Wednesday, December 19, 2012
By Julie Wiegan
Smashed Sweet Potatoes
(Recipe courtesy of Amanda Freitag, Executive Chef and TV Personality)
Prep Time: 15 minutes
Cook Time: 30 minutes
1/4 cup Maker’s Mark® Bourbon
4–5 large sweet potatoes, peeled and large dice
1/2 cup + 2 tablespoons unsalted butter
1/2 cup celery, small dice
1-1/2 cups whole peeled chestnuts, roughly chopped
1 tablespoon maple syrup
1 tablespoon fresh sage, chiffonade
Salt and black pepper to taste
1. Place diced sweet potatoes into a large pot and cover with cold water.
2. Add salt to the sweet potatoes and bring to a boil.
3. Simmer the potatoes for approximately 25 minutes or until just tender, not too soft.
4. Drain the potatoes until dry and place them back into the pot.
5. Stir in the 1/2 cup of butter and the Maker’s Mark® Bourbon while the potatoes are still hot. As you stir the potatoes, they will naturally mash and still hold some of their shape.
6. Season the mixture with salt and pepper to taste.
7. Transfer to a ceramic serving dish and hold.
8. Prepare the chestnuts by first melting the 2 tablespoons of butter into a sauté pan, then sauté the celery on medium heat.
9. After 2 minutes, add the chopped chestnuts and the maple syrup to the celery and cook together until incorporated.
10. Finish the chestnuts with the sage and season with salt and pepper.
11. Spoon the chestnut mixture over the sweet potatoes and serve.

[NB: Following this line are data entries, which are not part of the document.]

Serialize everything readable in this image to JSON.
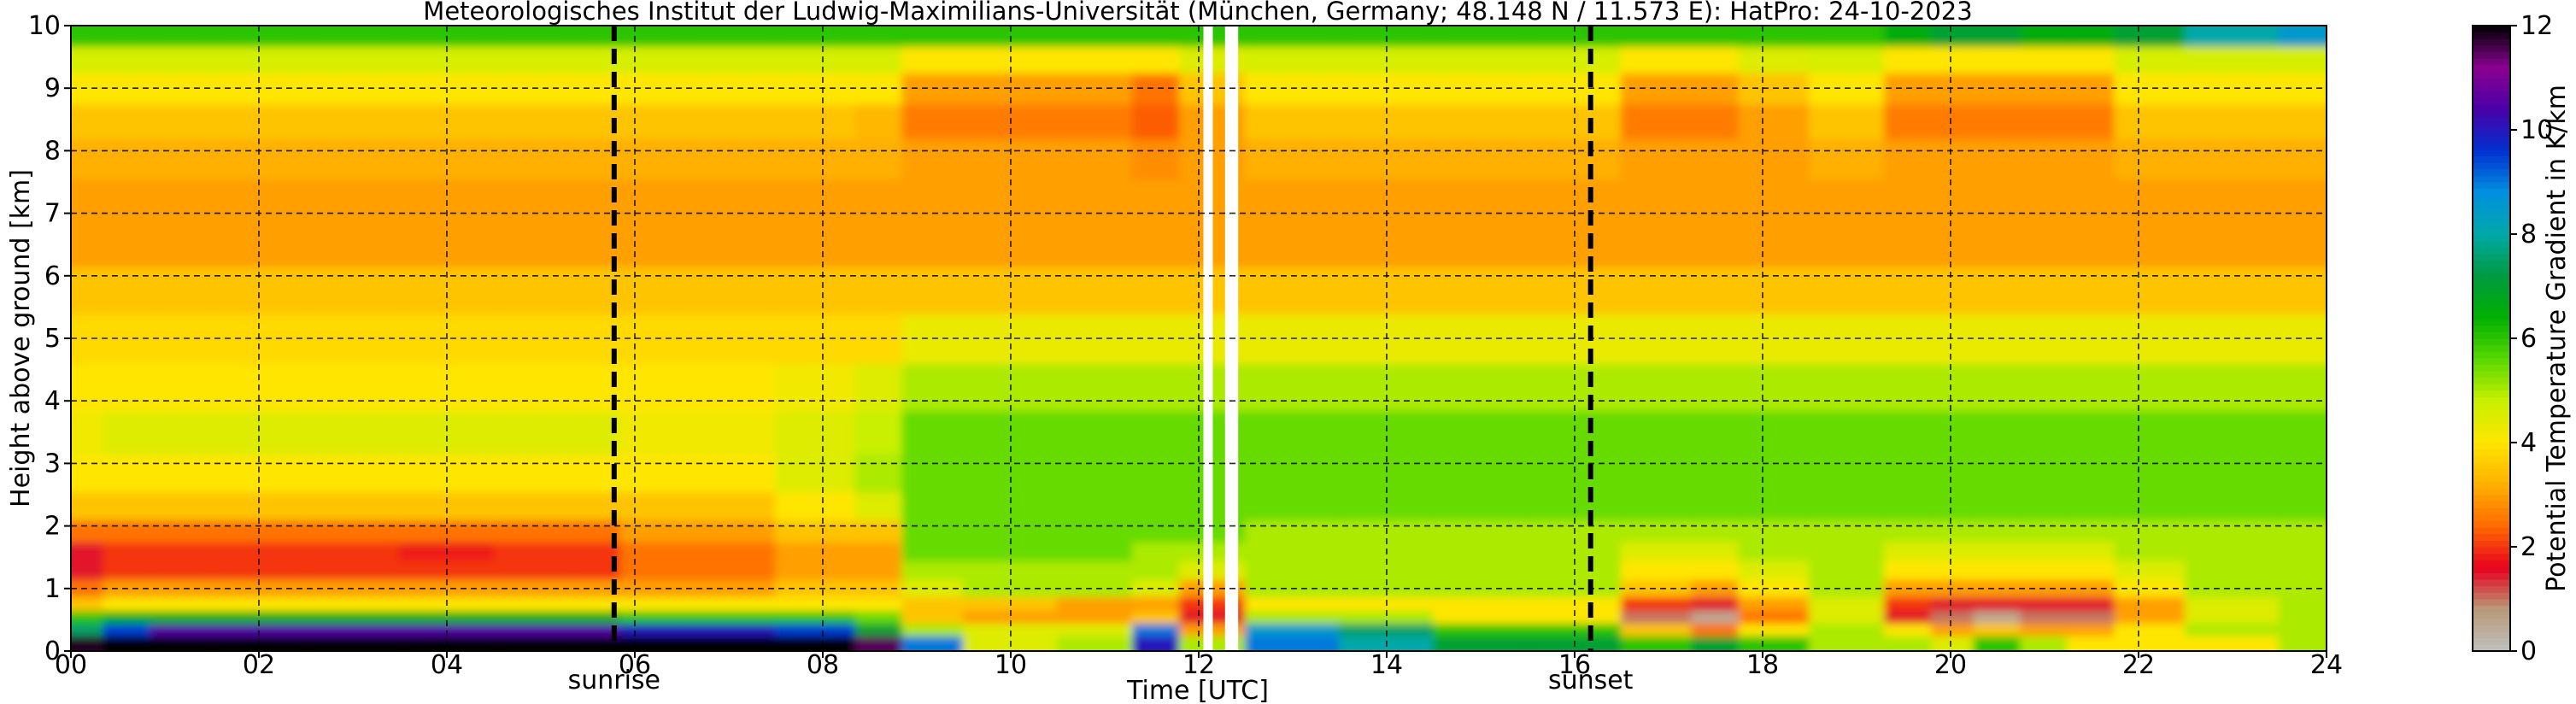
{
  "chart_data": {
    "type": "heatmap",
    "title": "Meteorologisches Institut der Ludwig-Maximilians-Universität (München, Germany; 48.148 N / 11.573 E):    HatPro: 24-10-2023",
    "xlabel": "Time [UTC]",
    "ylabel": "Height above ground [km]",
    "xlim": [
      0,
      24
    ],
    "ylim": [
      0,
      10
    ],
    "x_ticks": [
      0,
      2,
      4,
      6,
      8,
      10,
      12,
      14,
      16,
      18,
      20,
      22,
      24
    ],
    "x_tick_labels": [
      "00",
      "02",
      "04",
      "06",
      "08",
      "10",
      "12",
      "14",
      "16",
      "18",
      "20",
      "22",
      "24"
    ],
    "y_ticks": [
      0,
      1,
      2,
      3,
      4,
      5,
      6,
      7,
      8,
      9,
      10
    ],
    "y_tick_labels": [
      "0",
      "1",
      "2",
      "3",
      "4",
      "5",
      "6",
      "7",
      "8",
      "9",
      "10"
    ],
    "grid": true,
    "colorbar": {
      "label": "Potential Temperature Gradient in K/km",
      "range": [
        0,
        12
      ],
      "ticks": [
        0,
        2,
        4,
        6,
        8,
        10,
        12
      ],
      "tick_labels": [
        "0",
        "2",
        "4",
        "6",
        "8",
        "10",
        "12"
      ],
      "colors": [
        "#c0c0c0",
        "#b89a78",
        "#e8001e",
        "#ff6a00",
        "#ffb000",
        "#ffe600",
        "#c8f000",
        "#58d800",
        "#00b000",
        "#009a40",
        "#00a8a8",
        "#0090e0",
        "#0030d0",
        "#4a00a8",
        "#8a0090",
        "#000000"
      ]
    },
    "events": [
      {
        "label": "sunrise",
        "time": 5.78
      },
      {
        "label": "sunset",
        "time": 16.17
      }
    ],
    "missing_data_intervals": [
      [
        12.05,
        12.15
      ],
      [
        12.28,
        12.42
      ]
    ],
    "field": {
      "x": [
        0,
        0.7,
        1,
        2,
        3,
        4,
        5,
        5.7,
        6,
        7,
        8,
        8.7,
        9,
        10,
        11,
        11.6,
        12,
        13,
        14,
        15,
        16,
        17,
        17.5,
        18,
        19,
        19.6,
        20,
        20.5,
        21,
        21.5,
        22,
        23,
        24
      ],
      "y": [
        0.15,
        0.35,
        0.55,
        0.75,
        1.0,
        1.3,
        1.6,
        1.9,
        2.3,
        2.8,
        3.5,
        4.2,
        5.0,
        5.8,
        6.5,
        7.2,
        7.9,
        8.5,
        9.0,
        9.5,
        9.85
      ],
      "values_by_height": [
        [
          11.8,
          12,
          12,
          12,
          12,
          12,
          12,
          12,
          12,
          12,
          12,
          11.5,
          9,
          4.5,
          5,
          10,
          5,
          9,
          8,
          7,
          7,
          6,
          7,
          6,
          5,
          5,
          4.5,
          6,
          5,
          4,
          4,
          4,
          5
        ],
        [
          7.5,
          9.5,
          10.5,
          10.5,
          10.5,
          10.5,
          10.5,
          10.5,
          10,
          10,
          9.5,
          7,
          5,
          4.5,
          4.5,
          9,
          3,
          8.5,
          7.5,
          6,
          6,
          3.5,
          2.5,
          4,
          5,
          4,
          3,
          3.5,
          3,
          3,
          4,
          5,
          5
        ],
        [
          6,
          6.5,
          6.5,
          6.5,
          6.5,
          6.5,
          6.5,
          6.5,
          6,
          6,
          6,
          5.5,
          3.5,
          3,
          3,
          3.5,
          1.5,
          5,
          5,
          4,
          4,
          1,
          0.5,
          2.5,
          4.5,
          1.5,
          1,
          0.5,
          1,
          1,
          3,
          4.5,
          5
        ],
        [
          3.5,
          4,
          4,
          4,
          4,
          4,
          4,
          4,
          4,
          4,
          4,
          4,
          3.5,
          3.5,
          3,
          3,
          2,
          4,
          4,
          4,
          4,
          2,
          1.5,
          3,
          4.5,
          2,
          1.5,
          1.5,
          1.5,
          1.5,
          3,
          4.5,
          5
        ],
        [
          2.5,
          3,
          3,
          3,
          3,
          3,
          3,
          3,
          3,
          3,
          3.5,
          3.5,
          4.5,
          5,
          5,
          4.5,
          3,
          5,
          5,
          5,
          5,
          3.5,
          3,
          4,
          5,
          3,
          3,
          3,
          3,
          3,
          4,
          5,
          5
        ],
        [
          1.5,
          2,
          2,
          2,
          2,
          2,
          2,
          2,
          2.5,
          2.5,
          3,
          3,
          5,
          5,
          5,
          5,
          4.5,
          5,
          5,
          5,
          5,
          4,
          4,
          4.5,
          5,
          4,
          4,
          4,
          4,
          4,
          4.5,
          5,
          5
        ],
        [
          1.5,
          2,
          2,
          2,
          2,
          1.8,
          2,
          2,
          2.5,
          2.5,
          3,
          3,
          5.5,
          5.5,
          5.5,
          5,
          5,
          5,
          5,
          5,
          5,
          4.5,
          4.5,
          5,
          5,
          4.5,
          4.5,
          4.5,
          4.5,
          4.5,
          5,
          5,
          5
        ],
        [
          2.5,
          2.5,
          2.5,
          2.5,
          2.5,
          2.5,
          2.5,
          2.5,
          3,
          3,
          3.5,
          3.5,
          5.5,
          5.5,
          5.5,
          5.5,
          5.5,
          5,
          5,
          5,
          5,
          5,
          5,
          5,
          5,
          5,
          5,
          5,
          5,
          5,
          5,
          5,
          5
        ],
        [
          3.5,
          3.5,
          3.5,
          3.5,
          3.5,
          3.5,
          3.5,
          3.5,
          3.5,
          3.5,
          4,
          4.5,
          5.5,
          5.5,
          5.5,
          5.5,
          5.5,
          5.5,
          5.5,
          5.5,
          5.5,
          5.5,
          5.5,
          5.5,
          5.5,
          5.5,
          5.5,
          5.5,
          5.5,
          5.5,
          5.5,
          5.5,
          5.5
        ],
        [
          4,
          4,
          4,
          4,
          4,
          4,
          4,
          4,
          4,
          4,
          4.5,
          5,
          5.5,
          5.5,
          5.5,
          5.5,
          5.5,
          5.5,
          5.5,
          5.5,
          5.5,
          5.5,
          5.5,
          5.5,
          5.5,
          5.5,
          5.5,
          5.5,
          5.5,
          5.5,
          5.5,
          5.5,
          5.5
        ],
        [
          4.2,
          4.5,
          4.5,
          4.5,
          4.5,
          4.5,
          4.5,
          4.5,
          4.2,
          4.2,
          4.5,
          4.8,
          5.5,
          5.5,
          5.5,
          5.5,
          5.5,
          5.5,
          5.5,
          5.5,
          5.5,
          5.5,
          5.5,
          5.5,
          5.5,
          5.5,
          5.5,
          5.5,
          5.5,
          5.5,
          5.5,
          5.5,
          5.5
        ],
        [
          4,
          4,
          4,
          4,
          4,
          4,
          4,
          4,
          4,
          4,
          4.2,
          4.5,
          5,
          5,
          5,
          5,
          5,
          5,
          5,
          5,
          5,
          5,
          5,
          5,
          5,
          5,
          5,
          5,
          5,
          5,
          5,
          5,
          5
        ],
        [
          3.8,
          3.8,
          3.8,
          3.8,
          3.8,
          3.8,
          3.8,
          3.8,
          3.8,
          3.8,
          3.8,
          3.8,
          4.3,
          4.3,
          4.3,
          4.3,
          4.3,
          4.3,
          4.3,
          4.3,
          4.3,
          4.3,
          4.3,
          4.3,
          4.3,
          4.3,
          4.3,
          4.3,
          4.3,
          4.3,
          4.3,
          4.3,
          4.3
        ],
        [
          3.5,
          3.5,
          3.5,
          3.5,
          3.5,
          3.5,
          3.5,
          3.5,
          3.5,
          3.5,
          3.5,
          3.5,
          3.5,
          3.5,
          3.5,
          3.5,
          3.5,
          3.5,
          3.5,
          3.5,
          3.5,
          3.5,
          3.5,
          3.5,
          3.5,
          3.5,
          3.5,
          3.5,
          3.5,
          3.5,
          3.5,
          3.5,
          3.5
        ],
        [
          3,
          3,
          3,
          3,
          3,
          3,
          3,
          3,
          3,
          3,
          3,
          3,
          3,
          3,
          3,
          3,
          3,
          3,
          3,
          3,
          3,
          3,
          3,
          3,
          3,
          3,
          3,
          3,
          3,
          3,
          3,
          3,
          3
        ],
        [
          3,
          3,
          3,
          3,
          3,
          3,
          3,
          3,
          3,
          3,
          3,
          3,
          3,
          3,
          3,
          3,
          3,
          3,
          3,
          3,
          3,
          3,
          3,
          3,
          3,
          3,
          3,
          3,
          3,
          3,
          3,
          3,
          3
        ],
        [
          3.2,
          3.2,
          3.2,
          3.2,
          3.2,
          3.2,
          3.2,
          3.2,
          3.2,
          3.2,
          3.2,
          3.2,
          3,
          3,
          3,
          2.8,
          3,
          3.2,
          3.2,
          3.2,
          3.2,
          3,
          3,
          3,
          3.2,
          3,
          3,
          3,
          3,
          3,
          3.2,
          3.2,
          3.2
        ],
        [
          3.5,
          3.5,
          3.5,
          3.5,
          3.5,
          3.5,
          3.5,
          3.5,
          3.5,
          3.5,
          3.5,
          3.3,
          2.6,
          2.6,
          2.6,
          2.3,
          3,
          3.5,
          3.5,
          3.5,
          3.5,
          2.6,
          2.6,
          3,
          3.5,
          2.6,
          2.6,
          2.6,
          2.6,
          2.6,
          3.5,
          3.5,
          3.5
        ],
        [
          4,
          4,
          4,
          4,
          4,
          4,
          4,
          4,
          4,
          4,
          4,
          4,
          3,
          3,
          3,
          2.5,
          3.5,
          4,
          4,
          4,
          4,
          3,
          3,
          3.5,
          4,
          3,
          3,
          3,
          3,
          3,
          4,
          4,
          4
        ],
        [
          4.6,
          4.6,
          4.6,
          4.6,
          4.6,
          4.6,
          4.6,
          4.6,
          4.6,
          4.6,
          4.6,
          4.6,
          4,
          4,
          4,
          4,
          4.5,
          4.6,
          4.6,
          4.6,
          4.6,
          4,
          4,
          4.5,
          4.6,
          4,
          4,
          4,
          4,
          4,
          4.6,
          4.6,
          4.6
        ],
        [
          6,
          6,
          6,
          6,
          6,
          6,
          6,
          6,
          6,
          6,
          6,
          6,
          6,
          6,
          6,
          6,
          6,
          6,
          6,
          6,
          6,
          6,
          6,
          6,
          6,
          6.5,
          7,
          7,
          6.5,
          6.5,
          7,
          8,
          8.5
        ]
      ]
    }
  }
}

Note: The Maker’s Mark® Bourbon added at the end pairs well with the natural sweetness of the potatoes, and gives them a heady bourbon accent.
Double-Nut Pecan Pie
(Recipe courtesy of Elizabeth Karmel, Executive Chef, Hill Country Barbecue Market)
Prep Time: 2 hours
Cook Time: 1 hour
2 tablespoons Maker’s Mark® Bourbon
1 cup whole pecans
3/4 cup chopped pecans
2 tablespoons unsalted butter, melted
1/2 cup granulated white sugar
1/2 cup dark corn syrup
1/4 cup light corn syrup
3 large eggs
1 teaspoon pure vanilla extract
1 pre-baked 9-inch pie shell*
1. Preheat oven to 350 degrees F.
2. Put chopped nuts into the bottom of the prebaked pie shell and set aside.
3. Combine melted butter, granulated sugar, the dark and light corn syrups, eggs, vanilla extract and Maker’s Mark® Bourbon.
4. Pour this mixture on top of chopped nuts. Place a decorative row of whole pecans on the top.
5. Bake about 50-60 minutes on the center rack of the oven or until cooked through. The pie will spring back on top but still jiggle a little until it cools. If the top is getting too dark before the center is done, tent with aluminum foil.
6. Cool for a minimum of three hours. The pie is best made the day before.
*Note: Pre bake the pie shell according to package directions at least two hours beforehand to allow time to cool.
Note: The classic pecan pie made better with the addition of both chopped and whole pecans and a splash of both vanilla and bourbon. Serve with Maker’s Mark®-spiked whipped cream for a double treat!